Imagine the scene: You’re watching a live television broadcast of your country’s leader announcing that a hostile alien force has invaded Earth and is destroying everything in their path. They urge you to flee the city immediately, and before you know it the highways are jammed with panicked people and the populous is gripped with mass hysteria. It’s not until hours later, after the looting and rioting has subdued that word reaches everyone that you’ve all been duped – the broadcast was a fake.
Welcome to the future of deepfakes.
What are deepfakes?
Simply put, they use deep learning systems to create fake content, primarily videos.
The coin deepfake was coined on Reddit in 2017 when a basic yet fully functional version of the application was introduced. The system uses machine learning processes to combine a giant library of facial images with a pre-made video to put someone’s face on someone else’s body.
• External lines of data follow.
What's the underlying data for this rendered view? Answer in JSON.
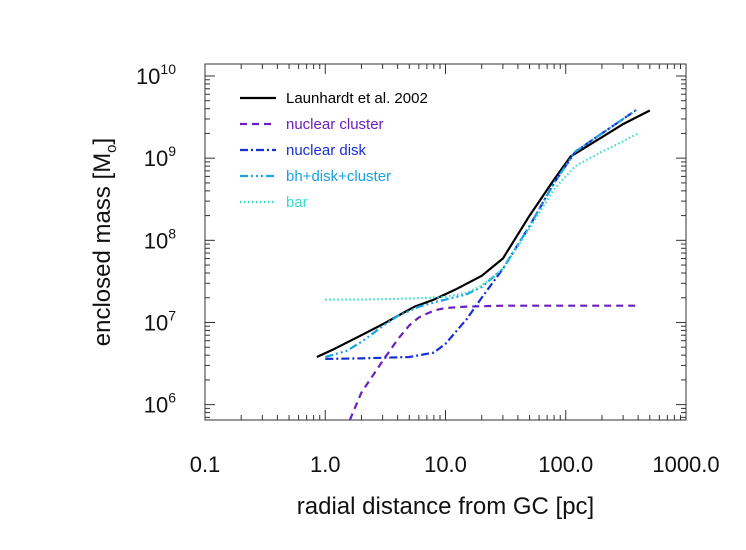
{
  "chart_data": {
    "type": "line",
    "xscale": "log",
    "yscale": "log",
    "xlabel": "radial distance from GC [pc]",
    "ylabel": {
      "main": "enclosed mass [M",
      "sub": "o",
      "close": "]"
    },
    "xlim": [
      0.1,
      1000.0
    ],
    "ylim": [
      650000,
      14000000000
    ],
    "x_ticks": [
      0.1,
      1.0,
      10.0,
      100.0,
      1000.0
    ],
    "x_tick_labels": [
      "0.1",
      "1.0",
      "10.0",
      "100.0",
      "1000.0"
    ],
    "y_ticks": [
      1000000,
      10000000,
      100000000,
      1000000000,
      10000000000
    ],
    "y_tick_labels": [
      {
        "base": "10",
        "exp": "6"
      },
      {
        "base": "10",
        "exp": "7"
      },
      {
        "base": "10",
        "exp": "8"
      },
      {
        "base": "10",
        "exp": "9"
      },
      {
        "base": "10",
        "exp": "10"
      }
    ],
    "legend_position": "top-left",
    "series": [
      {
        "name": "Launhardt et al. 2002",
        "color": "#000000",
        "dash": "solid",
        "x": [
          0.85,
          1.2,
          2,
          3,
          4,
          5.5,
          8,
          12,
          20,
          30,
          50,
          80,
          110,
          200,
          300,
          500
        ],
        "y": [
          3800000,
          4800000,
          7000000,
          9500000,
          12000000,
          15500000,
          19000000,
          25000000,
          37000000,
          60000000,
          200000000,
          550000000,
          1050000000,
          1800000000,
          2600000000,
          3800000000
        ]
      },
      {
        "name": "nuclear cluster",
        "color": "#6a1fc0",
        "dash": "dashed",
        "x": [
          1.6,
          2,
          3,
          4,
          5,
          6,
          8,
          10,
          15,
          30,
          100,
          400
        ],
        "y": [
          650000,
          1400000,
          3400000,
          6200000,
          9200000,
          11500000,
          14000000,
          15000000,
          15600000,
          16000000,
          16000000,
          16000000
        ]
      },
      {
        "name": "nuclear disk",
        "color": "#1a2fd0",
        "dash": "dashdot",
        "x": [
          1.0,
          2,
          5,
          8,
          10,
          15,
          20,
          30,
          50,
          80,
          120,
          200,
          300,
          400
        ],
        "y": [
          3600000,
          3650000,
          3800000,
          4300000,
          5500000,
          11000000,
          20000000,
          45000000,
          150000000,
          500000000,
          1200000000,
          2000000000,
          3000000000,
          4000000000
        ]
      },
      {
        "name": "bh+disk+cluster",
        "color": "#18a2e0",
        "dash": "dashdotdotdot",
        "x": [
          1.0,
          1.5,
          2,
          3,
          4,
          6,
          8,
          10,
          15,
          20,
          30,
          50,
          80,
          120,
          200,
          300,
          400
        ],
        "y": [
          3800000,
          4500000,
          5800000,
          9000000,
          12000000,
          15500000,
          17500000,
          19000000,
          22000000,
          27000000,
          45000000,
          150000000,
          500000000,
          1200000000,
          2000000000,
          3000000000,
          4000000000
        ]
      },
      {
        "name": "bar",
        "color": "#33ddcc",
        "dash": "dotted",
        "x": [
          1.0,
          2,
          5,
          10,
          15,
          20,
          30,
          50,
          80,
          120,
          200,
          300,
          400
        ],
        "y": [
          19000000,
          19000000,
          19500000,
          20500000,
          23000000,
          28000000,
          45000000,
          140000000,
          420000000,
          800000000,
          1200000000,
          1600000000,
          2000000000
        ]
      }
    ]
  }
}
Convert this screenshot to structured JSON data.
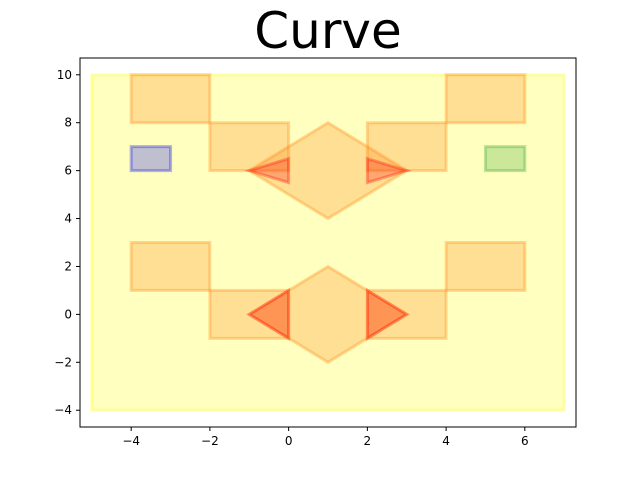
{
  "chart_data": {
    "type": "shapes",
    "title": "Curve",
    "xlabel": "",
    "ylabel": "",
    "xlim": [
      -5.3,
      7.3
    ],
    "ylim": [
      -4.7,
      10.7
    ],
    "xticks": [
      -4,
      -2,
      0,
      2,
      4,
      6
    ],
    "yticks": [
      -4,
      -2,
      0,
      2,
      4,
      6,
      8,
      10
    ],
    "grid": false,
    "legend": "none",
    "colors": {
      "yellow": "#ffff00",
      "orange": "#ff7f0e",
      "red": "#ff0000",
      "blue": "#0000ff",
      "green": "#2ca02c"
    },
    "shapes": [
      {
        "kind": "polygon",
        "color": "yellow",
        "points": [
          [
            -5,
            -4
          ],
          [
            7,
            -4
          ],
          [
            7,
            10
          ],
          [
            -5,
            10
          ]
        ]
      },
      {
        "kind": "rect",
        "color": "orange",
        "x": -4,
        "y": 8,
        "w": 2,
        "h": 2
      },
      {
        "kind": "rect",
        "color": "orange",
        "x": -2,
        "y": 6,
        "w": 2,
        "h": 2
      },
      {
        "kind": "rect",
        "color": "orange",
        "x": 2,
        "y": 6,
        "w": 2,
        "h": 2
      },
      {
        "kind": "rect",
        "color": "orange",
        "x": 4,
        "y": 8,
        "w": 2,
        "h": 2
      },
      {
        "kind": "polygon",
        "color": "orange",
        "points": [
          [
            -1,
            6
          ],
          [
            1,
            8
          ],
          [
            3,
            6
          ],
          [
            1,
            4
          ]
        ]
      },
      {
        "kind": "rect",
        "color": "orange",
        "x": -4,
        "y": 1,
        "w": 2,
        "h": 2
      },
      {
        "kind": "rect",
        "color": "orange",
        "x": -2,
        "y": -1,
        "w": 2,
        "h": 2
      },
      {
        "kind": "rect",
        "color": "orange",
        "x": 2,
        "y": -1,
        "w": 2,
        "h": 2
      },
      {
        "kind": "rect",
        "color": "orange",
        "x": 4,
        "y": 1,
        "w": 2,
        "h": 2
      },
      {
        "kind": "polygon",
        "color": "orange",
        "points": [
          [
            -1,
            0
          ],
          [
            1,
            2
          ],
          [
            3,
            0
          ],
          [
            1,
            -2
          ]
        ]
      },
      {
        "kind": "polygon",
        "color": "red",
        "points": [
          [
            -1,
            6
          ],
          [
            0,
            6.5
          ],
          [
            0,
            5.5
          ]
        ]
      },
      {
        "kind": "polygon",
        "color": "red",
        "points": [
          [
            2,
            6.5
          ],
          [
            3,
            6
          ],
          [
            2,
            5.5
          ]
        ]
      },
      {
        "kind": "polygon",
        "color": "red",
        "points": [
          [
            -1,
            0
          ],
          [
            0,
            1
          ],
          [
            0,
            -1
          ]
        ]
      },
      {
        "kind": "polygon",
        "color": "red",
        "points": [
          [
            2,
            1
          ],
          [
            3,
            0
          ],
          [
            2,
            -1
          ]
        ]
      },
      {
        "kind": "rect",
        "color": "blue",
        "x": -4,
        "y": 6,
        "w": 1,
        "h": 1
      },
      {
        "kind": "rect",
        "color": "green",
        "x": 5,
        "y": 6,
        "w": 1,
        "h": 1
      }
    ]
  }
}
These images are used to teach the software how the subject’s face works – for example, how their eyes wrinkle when they smile, or how their mouth opens when pronouncing certain words – and are used in a machine learning system that compares the original video’s face with the image and tries to copy it over seamlessly.
Probably the easiest way to understand is to see it in action:
It’s Shapchat’s faceswap filter taken to a whole new level, and it’s going to change how we approach the believability of everything we see.
Technology pushed to the limit
At this stage, creating a deepfake is a complicated and computationally-heavy process. The software currently works on a limited range of CPUs and needs an expensive graphics card to do the heavy lifting. To create a convincing deepfake you need hundreds or even thousands of high-resolution images of the subject, which is why most example deepfakes star famous actors, models or politicians. Even a video of a few seconds requires days of rendering.
The results are convincing, but not 100% foolproof – yet. If the user hasn’t provided enough target images, the resulting video can have a face that glitches like a faulty hologram.
However, this is a matter of time. Just like how early computers were slow and cumbersome and required a lot of specialised knowledge to get rudimentary results out of, technology like deepfakes will eventually become fast and easy enough to create in a live environment. This is where things will get really interesting and problematic.
Samsung jumps on the deepfake AI train
Interestingly enough, Samsung have recently unveiled new technology that lets anyone generate a deepfake from one single image. In the proof of concept video, a user records their facial movements and expressions, that will be used as the basis of the target video. The system finds the face in a sample image and builds a 3D model based on it, which is then animated using the same movements and expressions. Ever wanted to see the Mona Lisa move and talk? Go to the end of this video:
These technologies pose massive ethical implications. While we’re used to seeing simulated actors in movies and television shows, the danger they pose to deceiving the public as news events cannot be understated. It’s already hard enough to know what is real on the internet, and deepfakes have taken the discourse on a strange new path.
Already we are seeing digitally altered videos of politicians and celebrities to make them appear under the influence, nervous or even saying the complete opposite of what they actually said. What we see every day is filtered through other people on social media, and if we can’t trust that content to be authentic, then we can lose trust in those who are meant to lead and guide us. This could have major damaging repurcusions on the world we live in, as bad faith actors could use this technology to change how we percieve the world around us.
Until then we'll enjoy the videos of Nicolas Cage's face being deepfaked onto every other actor imaginable.